Throughout the story, Frank has outlandish thoughts about what his wife will say when he tells her certain things and is absolutely flabbergasted when she doesn't react in the way that he thinks she will. April is really indifferent to anything Frank does and could care less about anything he says, but Frank never realizes this at all.

They decide to move to Paris because April is desperate to get out of the surburban housewife role and find some meaning in her life. She wants to be the one to work and let Frank go off and "find himself" by walking the streets of Paris. They agree they're going to sell the house and pick up and move everything and the kids to Europe. They think they're different and better than their neighbors in the Revolutionary Estates.

The most telling part of the whole book is when April finds herself pregnant and the plans to move to Paris derail upon this discovery. April wants an abortion and Frank does everything he possibly can to persuade her not to. The second-to-last chapter of the book is April talking and you finally know her anguish and hopelessness she feels over this pregnancy and her being unable to break out of this suburban housewife life.

I didn't like this book. It was about two people who lived the same life and knew nothing about the other. Frank had affairs with women at the office and April dreamed of being anything other than who she was, although she had no idea whatsoever who she was or had turned out to be. It was a sad story about two selfish and self-involved people who were desperate for a life different than their own and neither knew how to go about getting it.

Sunday, November 8, 2009


JR Ward

Covet is the first in the "Fallen Angels" series by JR Ward. JR Ward is known for her Black Dagger Brotherhood series and these books while separate, are definitely similar. Covet, at its basic level, is about the fight between good and evil. There are Demons and Angels and one quarterback, Jim. The Demons are trying to keep people on their side and the Angels are trying to save people. If the Angels fail then the Demons will rule the world. If the Angels succeed, then good will triumph and the Demons will be no more. Jim has the task of saving seven souls from the seven deadly sins.

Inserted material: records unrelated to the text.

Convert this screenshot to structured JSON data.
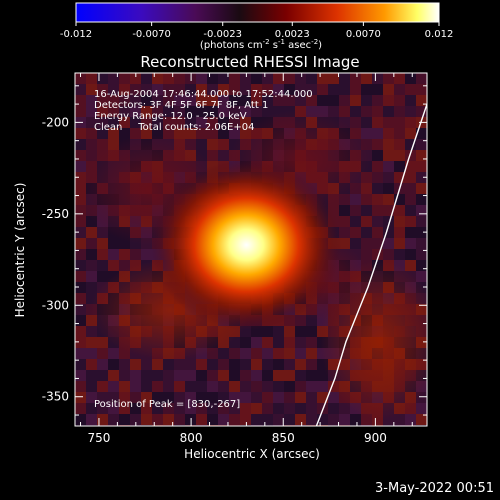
{
  "colorbar": {
    "tick_labels": [
      "-0.012",
      "-0.0070",
      "-0.0023",
      "0.0023",
      "0.0070",
      "0.012"
    ],
    "tick_values": [
      -0.012,
      -0.007,
      -0.0023,
      0.0023,
      0.007,
      0.012
    ],
    "range": [
      -0.012,
      0.012
    ],
    "units_parts": {
      "a": "(photons cm",
      "a_sup": "-2",
      "b": " s",
      "b_sup": "-1",
      "c": " asec",
      "c_sup": "-2",
      "d": ")"
    },
    "colors": [
      "#0000ff",
      "#4b0082",
      "#000000",
      "#8b0000",
      "#ff6600",
      "#ffff66",
      "#ffffff"
    ]
  },
  "plot": {
    "title": "Reconstructed RHESSI Image",
    "info_lines": [
      "16-Aug-2004 17:46:44.000 to 17:52:44.000",
      "Detectors: 3F 4F 5F 6F 7F 8F, Att 1",
      "Energy Range: 12.0 - 25.0 keV",
      "Clean     Total counts: 2.06E+04"
    ],
    "peak_label": "Position of Peak = [830,-267]",
    "x_axis": {
      "label": "Heliocentric X (arcsec)",
      "tick_labels": [
        "750",
        "800",
        "850",
        "900"
      ],
      "tick_values": [
        750,
        800,
        850,
        900
      ],
      "range": [
        737,
        928
      ]
    },
    "y_axis": {
      "label": "Heliocentric Y (arcsec)",
      "tick_labels": [
        "-200",
        "-250",
        "-300",
        "-350"
      ],
      "tick_values": [
        -200,
        -250,
        -300,
        -350
      ],
      "range": [
        -366,
        -173
      ]
    },
    "peak": {
      "x": 830,
      "y": -267
    },
    "limb_points": [
      [
        928,
        -190
      ],
      [
        918,
        -220
      ],
      [
        906,
        -260
      ],
      [
        896,
        -290
      ],
      [
        884,
        -320
      ],
      [
        878,
        -340
      ],
      [
        868,
        -366
      ]
    ]
  },
  "footer": {
    "timestamp": "3-May-2022 00:51"
  }
}
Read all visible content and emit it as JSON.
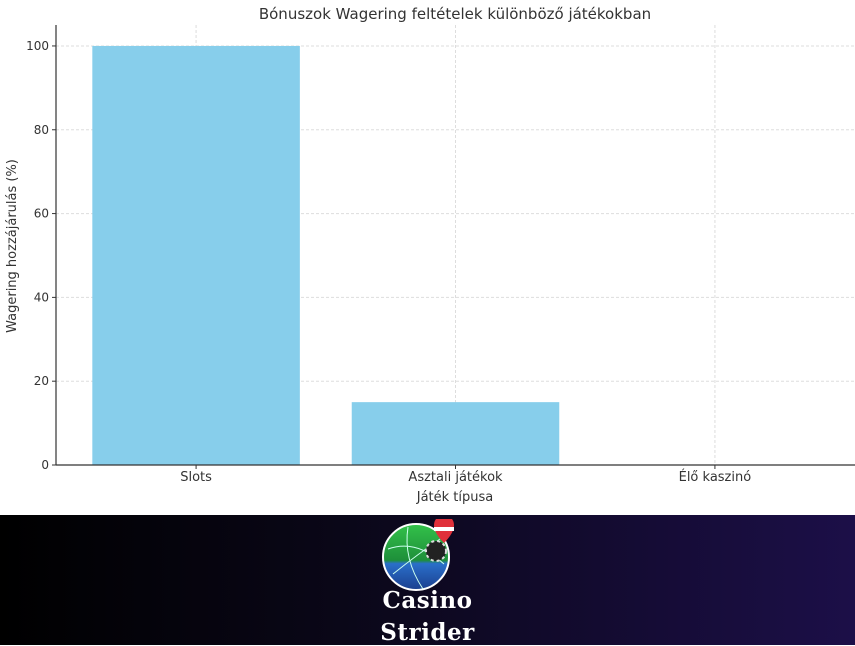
{
  "chart_data": {
    "type": "bar",
    "title": "Bónuszok Wagering feltételek különböző játékokban",
    "xlabel": "Játék típusa",
    "ylabel": "Wagering hozzájárulás (%)",
    "categories": [
      "Slots",
      "Asztali játékok",
      "Élő kaszinó"
    ],
    "values": [
      100,
      15,
      0
    ],
    "ylim": [
      0,
      105
    ],
    "yticks": [
      0,
      20,
      40,
      60,
      80,
      100
    ],
    "grid": true,
    "bar_color": "#87ceeb"
  },
  "banner": {
    "brand_line1": "Casino",
    "brand_line2": "Strider",
    "background": "#1c0f48"
  }
}
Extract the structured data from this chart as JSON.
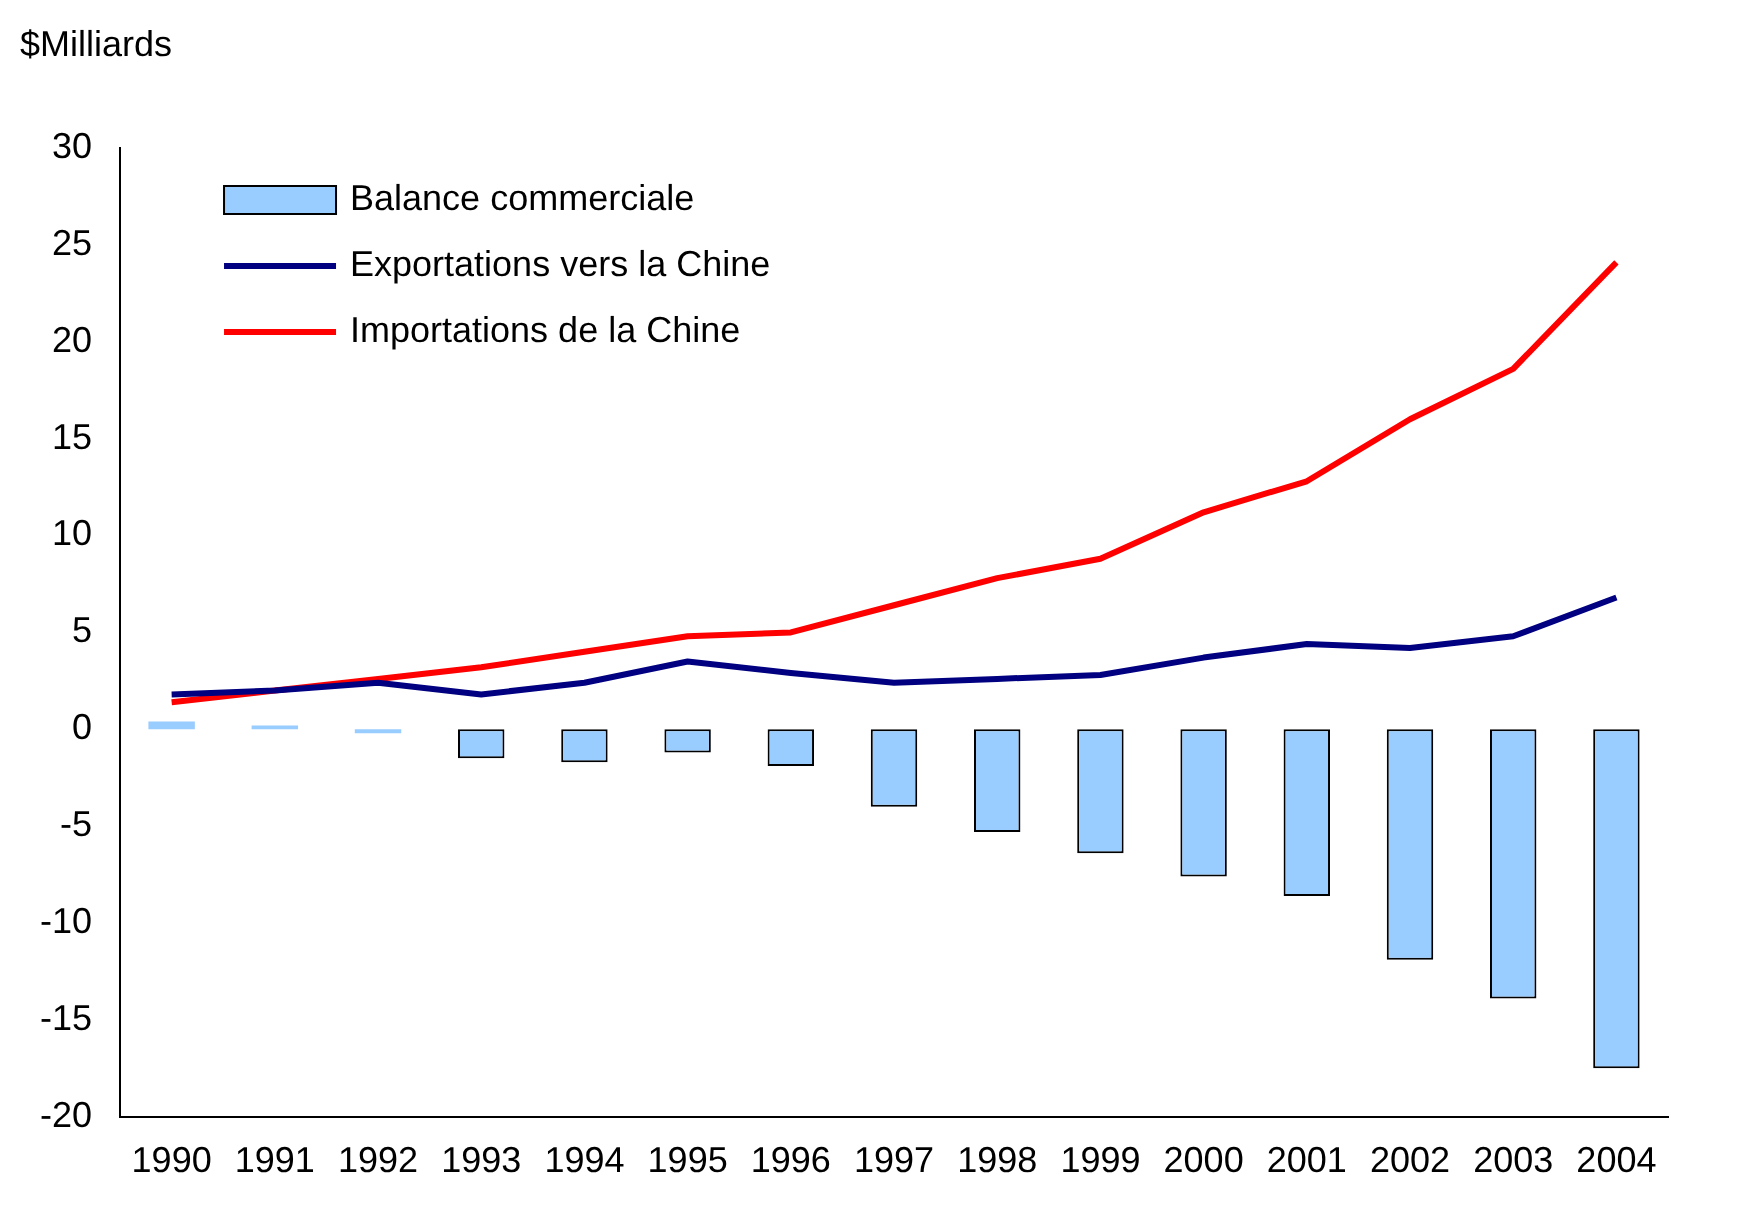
{
  "chart_data": {
    "type": "bar",
    "ylabel": "$Milliards",
    "categories": [
      "1990",
      "1991",
      "1992",
      "1993",
      "1994",
      "1995",
      "1996",
      "1997",
      "1998",
      "1999",
      "2000",
      "2001",
      "2002",
      "2003",
      "2004"
    ],
    "series": [
      {
        "name": "Balance commerciale",
        "color": "#99ccff",
        "values": [
          0.4,
          0.2,
          -0.2,
          -1.5,
          -1.7,
          -1.2,
          -1.9,
          -4.0,
          -5.3,
          -6.4,
          -7.6,
          -8.6,
          -11.9,
          -13.9,
          -17.5
        ]
      },
      {
        "name": "Exportations vers la Chine",
        "type": "line",
        "color": "#000080",
        "values": [
          1.8,
          2.0,
          2.4,
          1.8,
          2.4,
          3.5,
          2.9,
          2.4,
          2.6,
          2.8,
          3.7,
          4.4,
          4.2,
          4.8,
          6.8
        ]
      },
      {
        "name": "Importations de la Chine",
        "type": "line",
        "color": "#ff0000",
        "values": [
          1.4,
          2.0,
          2.6,
          3.2,
          4.0,
          4.8,
          5.0,
          6.4,
          7.8,
          8.8,
          11.2,
          12.8,
          16.0,
          18.6,
          24.1
        ]
      }
    ],
    "ylim": [
      -20,
      30
    ],
    "yticks": [
      -20,
      -15,
      -10,
      -5,
      0,
      5,
      10,
      15,
      20,
      25,
      30
    ],
    "grid": false,
    "legend": "top left",
    "marker": "none",
    "line_style": "solid"
  }
}
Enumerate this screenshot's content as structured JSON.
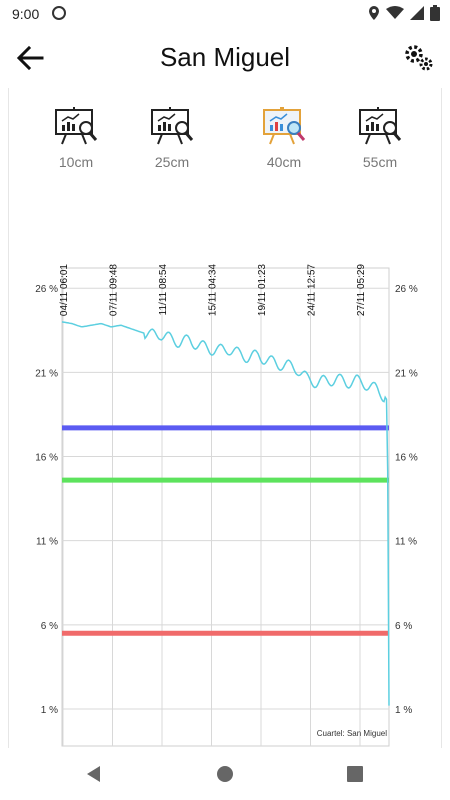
{
  "status_bar": {
    "time": "9:00",
    "icons": [
      "app-notification-icon",
      "location-icon",
      "wifi-icon",
      "signal-icon",
      "battery-icon"
    ]
  },
  "app_bar": {
    "title": "San Miguel",
    "back_icon": "arrow-left-icon",
    "settings_icon": "gears-icon"
  },
  "depth_tabs": [
    {
      "label": "10cm",
      "icon": "chart-presentation-icon",
      "selected": false
    },
    {
      "label": "25cm",
      "icon": "chart-presentation-icon",
      "selected": false
    },
    {
      "label": "40cm",
      "icon": "chart-presentation-color-icon",
      "selected": true
    },
    {
      "label": "55cm",
      "icon": "chart-presentation-icon",
      "selected": false
    }
  ],
  "chart_data": {
    "type": "line",
    "x_tick_labels": [
      "04/11 06:01",
      "07/11 09:48",
      "11/11 08:54",
      "15/11 04:34",
      "19/11 01:23",
      "24/11 12:57",
      "27/11 05:29"
    ],
    "y_tick_labels": [
      "26 %",
      "21 %",
      "16 %",
      "11 %",
      "6 %",
      "1 %"
    ],
    "y_ticks": [
      26,
      21,
      16,
      11,
      6,
      1
    ],
    "ylim": [
      -1.2,
      27.2
    ],
    "annotation": "Cuartel: San Miguel",
    "thresholds": [
      {
        "value": 17.7,
        "color": "#5b5bf2"
      },
      {
        "value": 14.6,
        "color": "#5de35d"
      },
      {
        "value": 5.5,
        "color": "#f06a6a"
      }
    ],
    "series": [
      {
        "color": "#5ccfe0",
        "x": [
          0.0,
          0.03,
          0.06,
          0.09,
          0.12,
          0.15,
          0.18,
          0.21,
          0.24,
          0.27,
          0.3,
          0.33,
          0.36,
          0.39,
          0.42,
          0.45,
          0.48,
          0.51,
          0.54,
          0.57,
          0.6,
          0.63,
          0.66,
          0.69,
          0.72,
          0.75,
          0.78,
          0.81,
          0.84,
          0.87,
          0.9,
          0.93,
          0.96,
          0.99,
          0.995,
          1.0
        ],
        "y": [
          24.0,
          23.9,
          23.7,
          23.8,
          23.9,
          23.7,
          23.8,
          23.6,
          23.4,
          23.2,
          23.3,
          23.0,
          22.8,
          22.9,
          22.6,
          22.4,
          22.3,
          22.4,
          22.1,
          21.9,
          22.0,
          21.7,
          21.5,
          21.4,
          21.2,
          20.6,
          20.4,
          20.5,
          20.6,
          20.4,
          20.5,
          20.3,
          20.0,
          19.5,
          19.3,
          1.2
        ]
      }
    ]
  },
  "nav_bar": {
    "back_icon": "nav-back-icon",
    "home_icon": "nav-home-icon",
    "recents_icon": "nav-recents-icon"
  }
}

Vin DiPietro is the first soul that Jim needs to save. Vin grew up from nothing with alcoholic parents who were abusive. He's built himself up considerably since then and has millions upon millions of dollars. Jim and him become buddies as Jim tries to save him from the Demons. The Demons are playing hardball though and don't make it easy for either of them. Vin realizes, with the help of Marie-Therese, a woman hiding from her ex-husband and working as a prostitute for money, that he IS a good person and that who he is now is not who he wants to be.

With regards that this is the first book of a series, it was slow at the beginning. It took me awhile to get into it because the author had to build the world from scratch. Once I got into it, I was flying through it, and really enjoyed it. JR Ward's language is always very colorful and different, which makes the book more interesting. It also detracts from the story a little bit because you're constantly translating street slang into normal words. At some points I wished she'd drop it because I thought the story would flow better, but that's not her style. All in all, I'm looking forward to the next books and seeing how Jim fares.